Fait avec des bouts de ficelles, le film profite de cette énergie pour tenter une écriture mosaïque, aussi bien dans le temps que dans la forme. Il raconte en effet, à partir de l’histoire de Nome (qui veut dire homonyme, c’est-à-dire celui qui a le nom de tous), celle de la Guinée-Bissau dans la guerre d’indépendance jusqu’à nos jours. Et cela en mêlant des archives (Sana na N’Hada avait été chargé par Amilcar Cabral d’apprendre le cinéma à Cuba pour pouvoir documenter la guerre de libération), des scènes empreintes de réalisme magique et la présence d’un esprit au visage peint en blanc, à la fois sage et guide qui se désespère devant les choix des humains – à l’image de ce que ressent aujourd’hui le réalisateur (cf. notre entretien avec Sana na N’Hada).

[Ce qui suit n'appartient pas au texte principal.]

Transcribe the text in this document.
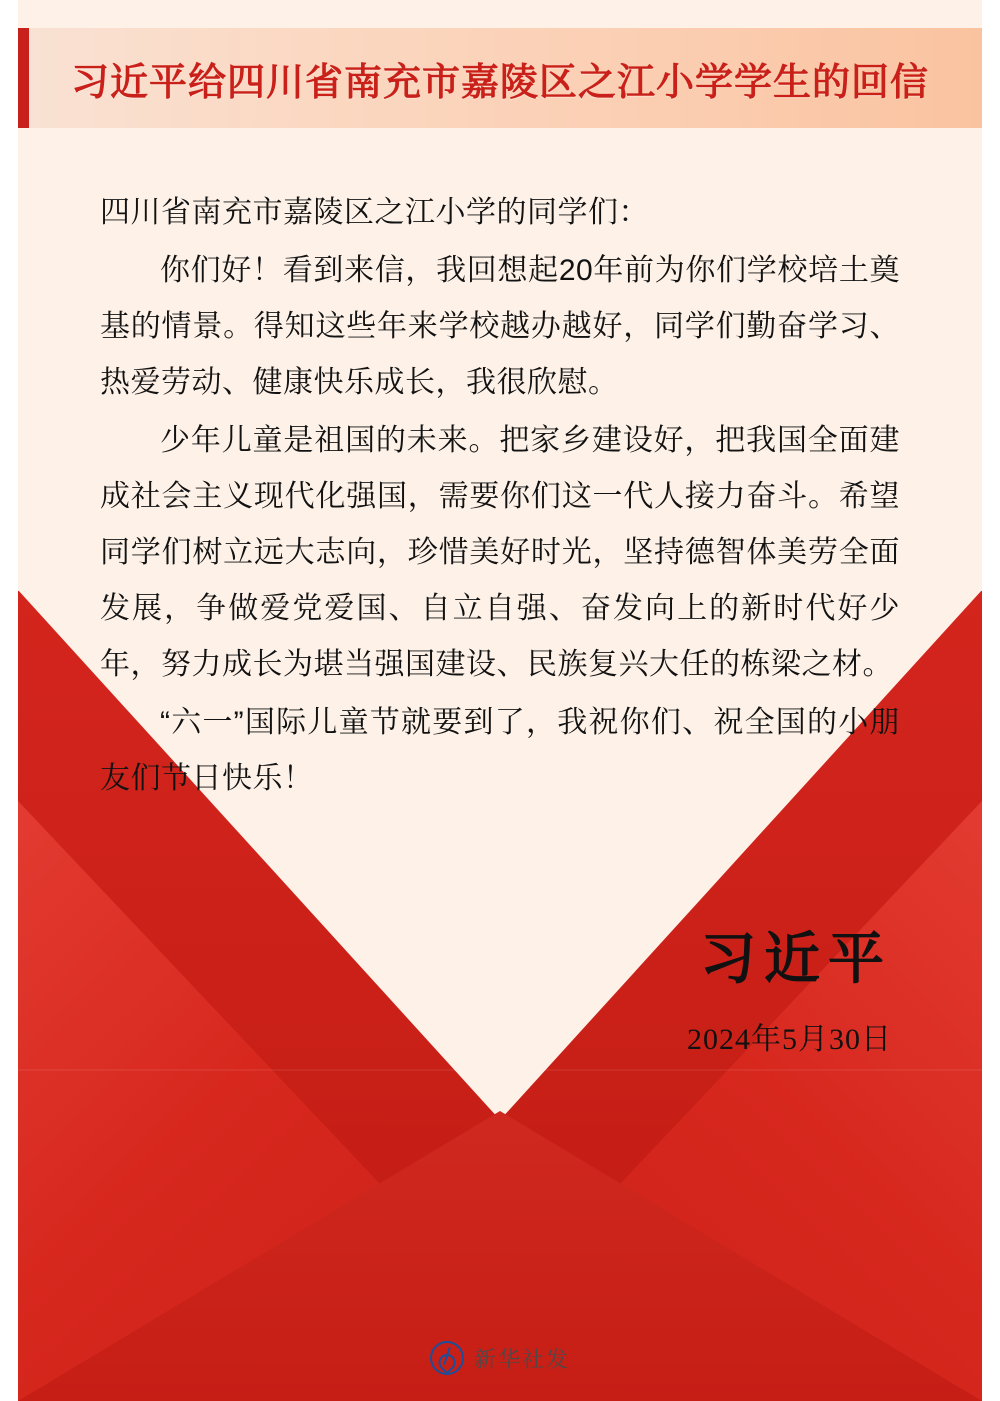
习近平给四川省南充市嘉陵区之江小学学生的回信

四川省南充市嘉陵区之江小学的同学们：

你们好！看到来信，我回想起20年前为你们学校培土奠基的情景。得知这些年来学校越办越好，同学们勤奋学习、热爱劳动、健康快乐成长，我很欣慰。

少年儿童是祖国的未来。把家乡建设好，把我国全面建成社会主义现代化强国，需要你们这一代人接力奋斗。希望同学们树立远大志向，珍惜美好时光，坚持德智体美劳全面发展，争做爱党爱国、自立自强、奋发向上的新时代好少年，努力成长为堪当强国建设、民族复兴大任的栋梁之材。

“六一”国际儿童节就要到了，我祝你们、祝全国的小朋友们节日快乐！

习近平
2024年5月30日
新华社发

Raci, cet enfant qui nous regarde en début de film, enterre son père, « le meilleur joueur de bombolo« . Télégraphe des temps anciens, compris seulement par les initiés, ce tambour a joué un rôle essentiel de communication durant la guerre. On l’entendra parler durant tout le film, lui conférant une impressionnante force poétique. Raci doit en fabriquer un pour honorer son père et « pour rétablir l’équilibre du village« . Voici donc la politique s’infiltrer dès le départ dans cette histoire familiale alors même que les villages s’engageaient peu à peu dans la guerre de libération, suivant l’appel du bombolo.

Nome, son grand-frère, compte un peu trop les étoiles avec Nambù, une nièce venue aider sa mère veuve. « C’est toujours sur la femme que tombe la honte » : ils risquent d’être bannis en ayant un enfant hors mariage. Nome part à la guerre où il devient « le cauchemar des Portugais » tandis que Nambù et son bébé auront un destin dramatique. A la fin de la guerre, Nome s’installe à Bissau pour « faire des affaires » avec ses compagnons d’armes, au grand dam de l’un d’entre eux et de l’esprit qui constate que « l’espérance et l’utopie se battent chaque jour contre la cupidité et le mal« .

Comment retrouver l’innocence, l’esprit d’enfance nécessaire pour choisir l’utopie ? « Le monde est aveugle, ne te laisse pas aveugler« , souffle l’esprit à Nome. Cette inquiétude traverse tout le film, d’une criante actualité. « On s’appelle tous Nome : nous sommes tous responsables, du succès comme de l’échec« , dit Sana na N’Hada. A la fois épique et fascinant par la richesse de ce qu’il tresse et par ce qu’il ose esthétiquement, fidèle aux incertitudes temporelles et oniriques du réalisme magique lusophone, Nome est l’interrogation essentielle d’un réalisateur de 73 ans qui s’est battu toute sa vie pour que son pays se développe dans le respect de ses valeurs, dans l’esprit de la Révolution.